Resource actions are indicated with the following symbols:
- destroy
Terraform will perform the following actions:
# module.my_bd_app.aci_bridge_domain.bd will be destroyed
- resource "aci_bridge_domain" "bd" {
- arp_flood = "no" -> null
- bridge_domain_type = "regular" -> null
- ep_clear = "no" -> null
- host_based_routing = "no" -> null
- id = "uni/tn-mod_pod03/BD-pod03_app" -> null
- intersite_bum_traffic_allow = "no" -> null
- intersite_l2_stretch = "no" -> null
- ip_learning = "yes" -> null
- ipv6_mcast_allow = "no" -> null
- limit_ip_learn_to_subnets = "yes" -> null
- ll_addr = "::" -> null
- mac = "00:22:BD:F8:19:FF" -> null
- mcast_allow = "no" -> null
- multi_dst_pkt_act = "bd-flood" -> null
- name = "pod03_app" -> null
- optimize_wan_bandwidth = "no" -> null
- relation_fv_rs_ctx = "uni/tn-mod_pod03/ctx-vrf_pn_03" -> null
- tenant_dn = "uni/tn-mod_pod03" -> null
- unicast_route = "yes" -> null
- unk_mac_ucast_act = "proxy" -> null
- unk_mcast_act = "flood" -> null
- v6unk_mcast_act = "flood" -> null
- vmac = "not-applicable" -> null
}
# module.my_bd_app.aci_subnet.bd_subnet will be destroyed
- resource "aci_subnet" "bd_subnet" {
- bridge_domain_dn = "uni/tn-mod_pod03/BD-pod03_app" -> null
- ctrl = "nd" -> null
- id = "uni/tn-mod_pod03/BD-pod03_app/subnet-[5.1.1.1/24]" -> null
- ip = "5.1.1.1/24" -> null
- preferred = "no" -> null
- scope = "private" -> null
- virtual = "no" -> null
}
Destroy complete! Resources: 2 destroyed.

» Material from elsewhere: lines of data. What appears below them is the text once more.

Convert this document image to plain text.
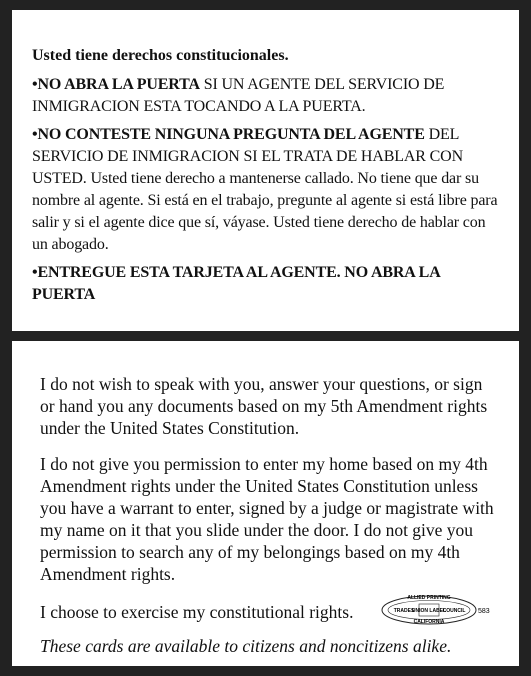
Usted tiene derechos constitucionales.

•NO ABRA LA PUERTA SI UN AGENTE DEL SERVICIO DE INMIGRACION ESTA TOCANDO A LA PUERTA.

•NO CONTESTE NINGUNA PREGUNTA DEL AGENTE DEL SERVICIO DE INMIGRACION SI EL TRATA DE HABLAR CON USTED. Usted tiene derecho a mantenerse callado. No tiene que dar su nombre al agente. Si está en el trabajo, pregunte al agente si está libre para salir y si el agente dice que sí, váyase. Usted tiene derecho de hablar con un abogado.

•ENTREGUE ESTA TARJETA AL AGENTE. NO ABRA LA PUERTA

I do not wish to speak with you, answer your questions, or sign or hand you any documents based on my 5th Amendment rights under the United States Constitution.

I do not give you permission to enter my home based on my 4th Amendment rights under the United States Constitution unless you have a warrant to enter, signed by a judge or magistrate with my name on it that you slide under the door. I do not give you permission to search any of my belongings based on my 4th Amendment rights.

I choose to exercise my constitutional rights.

ALLIED PRINTING
TRADES
UNION LABEL
COUNCIL
CALIFORNIA
583

These cards are available to citizens and noncitizens alike.
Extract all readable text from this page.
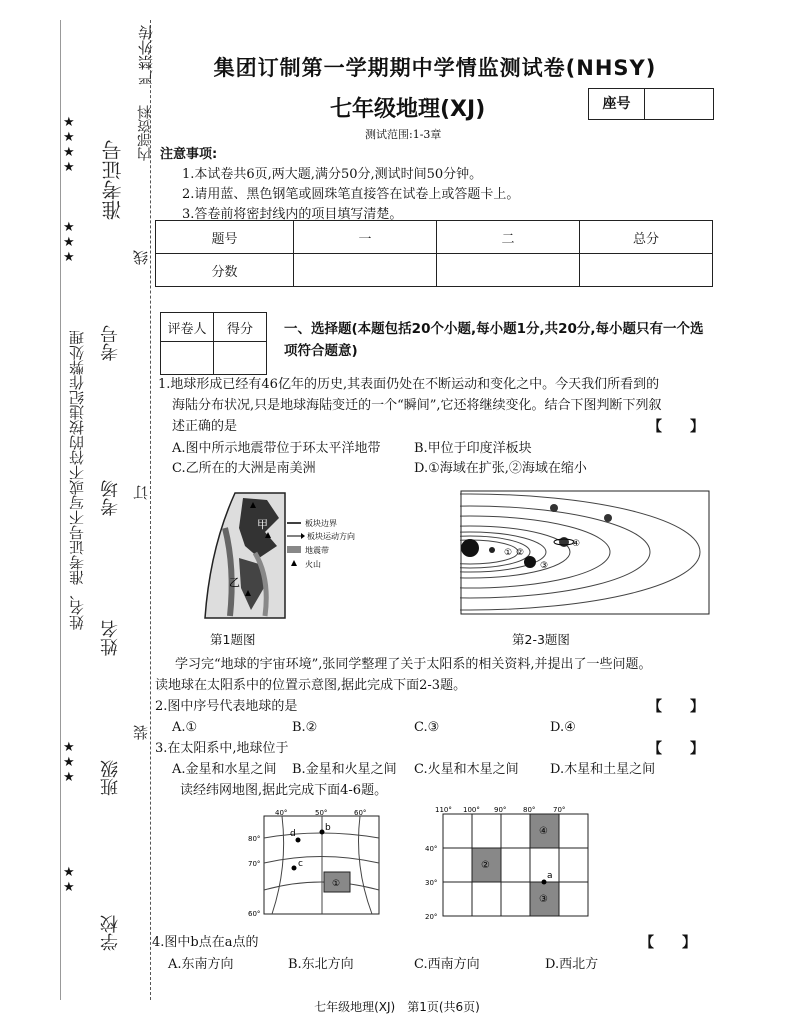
姓名、准考证号不写或不符的按违纪作弊处理
严禁外传
内部资料
准考证号
线
考号
考场 订
姓名
装
班级
学校
★
★
★
★
★
★
★
★
★
★
★
★
集团订制第一学期期中学情监测试卷(NHSY)
七年级地理(XJ)	座号
测试范围:1-3章
注意事项:
1.本试卷共6页,两大题,满分50分,测试时间50分钟。
2.请用蓝、黑色钢笔或圆珠笔直接答在试卷上或答题卡上。
3.答卷前将密封线内的项目填写清楚。
题号	一	二	总分
分数			
评卷人	得分
	一、选择题(本题包括20个小题,每小题1分,共20分,每小题只有一个选项符合题意)
1.地球形成已经有46亿年的历史,其表面仍处在不断运动和变化之中。今天我们所看到的
海陆分布状况,只是地球海陆变迁的一个“瞬间”,它还将继续变化。结合下图判断下列叙
述正确的是	【　　】
A.图中所示地震带位于环太平洋地带	B.甲位于印度洋板块
C.乙所在的大洲是南美洲	D.①海域在扩张,②海域在缩小
甲
乙
板块边界
板块运动方向
地震带
火山
第1题图
① ②
③
④
第2-3题图
学习完“地球的宇宙环境”,张同学整理了关于太阳系的相关资料,并提出了一些问题。
读地球在太阳系中的位置示意图,据此完成下面2-3题。
2.图中序号代表地球的是	【　　】
A.①	B.②	C.③	D.④
3.在太阳系中,地球位于	【　　】
A.金星和水星之间 B.金星和火星之间 C.火星和木星之间 D.木星和土星之间
读经纬网地图,据此完成下面4-6题。
①
d
b
c
40°	50°	60°
80°
70°
60°
②
③
④
a
110° 100° 90° 80°	70°
40°
30°
20°
4.图中b点在a点的	【　　】
A.东南方向	B.东北方向	C.西南方向	D.西北方
七年级地理(XJ)　第1页(共6页)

It is important to note during this exercise, that even though we were only "destroying"
module.my_bd_app.aci_bridge_domain.bd,
Terraform also destroyed module.my_bd_app.aci_subnet.bd_subnet. This is because
module.my_bd_app.aci_subnet.bd_subnet depends on module.my_bd_app.aci_bridge_domain.bd.
Therefore, it is
very important when you are destroying/deleting something in Terraform to make sure
you are aware of the resources and its
dependencies.
What is cool about all this is that you can easily tell Terraform to rebuild what you destroyed without much effort. Since you have the configuration already, telling terraform to plan and run the automation will lead to terraform seeing the missing configuration and rebuild to return it back to its proper state.
This is a big advantage of terraform over stateless automation tools. It knows what is out there and based on that knowledge it can properly determine what it needs to do accelerating that process.
Using the terraform plan and apply command rebuild the configuration.
terraform plan -out main.plan
terraform apply "main.plan"
You will see that terraform focused purely on the resources that had been deleted. This example might not be as clear as if you had deployed thousands of instances in AWS and one had gotten corrupted and you needed to re-initialize it. With terraform you could easily delete the resource and plan the re-create again.